Kantor berita AFP, Reuters, dan AP, merujuk keterangan Kinshasa, Roma, dan WFP, menyebutkan, Attanasio berada dalam konvoi misi pangan PBB tersebut.
Menurut WFP, serangan terjadi saat rombongan sedang dalam perjalanan dari Goma untuk mengunjungi proyek pemberian bantuan pangan sekolah WFP di Rutshuru. Dalam keterangannya, WFP menyatakan, Attanasio sedang dalam misi pencarian fakta dengan badan pangan PBB itu.
Lokasi penyerangan berada di daerah yang dikenal sebagai ”Tiga Antena”. Di sana, dua warga Inggris diculik pada 2018 oleh kelompok bersenjata tidak dikenal. Hal serupa juga terjadi pada insiden yang menewaskan Attanasio. Tak ada kelompok yang bertanggung jawab.
Perdana Menteri Italia Mario Draghi menyampaikan dukacita mendalam atas kematian Attanasio. Sementara Presiden Sergio Mattarella mengecam keras serangan pengecut itu.
”Republik Italia sedang berduka atas kehilangan nyawa para pelayan negara,” kata Mattarella dalam sebuah pernyataan.
COMUNITA\' DI SANT\'EGIDIO VIA AP
Duta Besar Italia untuk Kongo, Luca Attanasio. Foto diambil di Kinshasa, ibu kota Kongo, 24 Januari 2018. Attanasio tewas dalam serangan kelompok bersenjata di desa desa Kibumba, sekitar 25 km dari Goma, ibu kota Provisni Kivu Utara, Kongo timur, Senin (22/2/20210.

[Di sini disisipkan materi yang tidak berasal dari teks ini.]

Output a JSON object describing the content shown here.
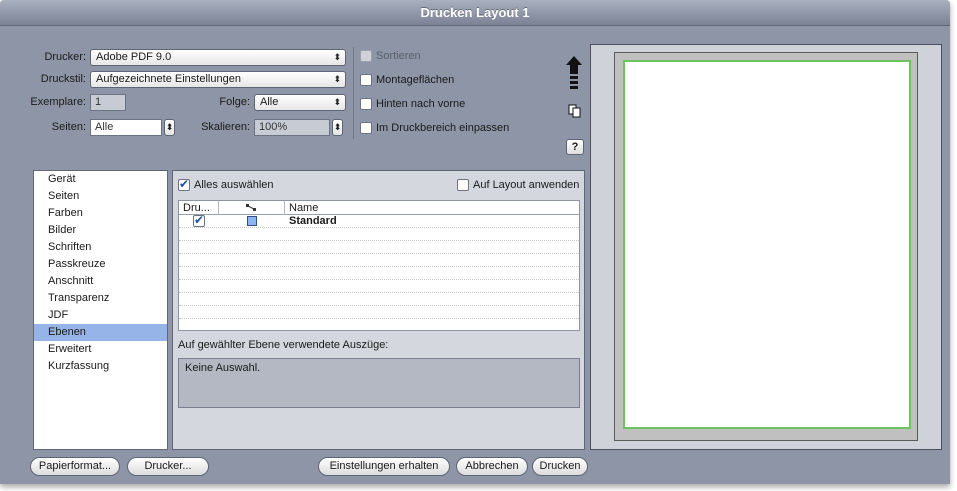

Menteri Luar Negeri Italia Luigi Di Maio mengungkapkan kekecewaan yang besar dan kesedihan yang luar biasa. Ia menghentikan pertemuan di Brussels, Belgia, dengan para mitranya di blok Uni Eropa untuk kembali lebih awal ke Roma.
”Keadaan serangan brutal ini belum diketahui dan belum ada upaya yang akan dilakukan untuk menjelaskan apa yang terjadi,” kata Di Maio.
Attanasio menjadi diplomat senior di Kantor Perwakilan Italia di Kinshasa sejak 2017. Ia bergabung dengan layanan diplomatik pada tahun 2003 dan sebelumnya bertugas di Swiss, Maroko, serta Nigeria.
Diplomat di Kinshasa mengatakan, Attanasio menderita luka tembak di perut dan dibawa ke rumah sakit di Goma dalam kondisi kritis, hingga akhirnya meninggal. Militer Kongo mengatakan, pasukan sedang mencari para penyerang.
Kekerasan bersenjata
Kongo, negara di jantung Afrika, dilanda perang saudara dan rangkaian kekerasan tiada henti. Pada 1988 pecah perang saudara yang secara resmi berakhir pada 2003. Menjelang akhir perang yang dikenal sebagai Perang Kongo II itu, PBB membentuk Monusco pada 1999 dan mandatnya diperpanjang sampai dengan sekarang.
Status sebagai pasukan pemelihara perdamaian tidak menghentikan serangan terhadap Monusco. Juni 2020, Pembantu Letnan Dua (Anumerta) Rama Wahyudi dari Indonesia juga tewas kala regunya diserang kelompok bersenjata di Kivu Utara. Rama, salah seorang prajurit TNI, bertugas di Monusco.
Kompas/Riza Fathoni
Para prajurit TNI mengusung peti jenazah Pelda Anumerta Rama Wahyudi menuju ambulans saat upacara pelepasan keberangkatan jenazah di hanggar Skadron Udara 17 Lanud Halim Perdanakusuma, Jakarta, Jumat (3/7/2020).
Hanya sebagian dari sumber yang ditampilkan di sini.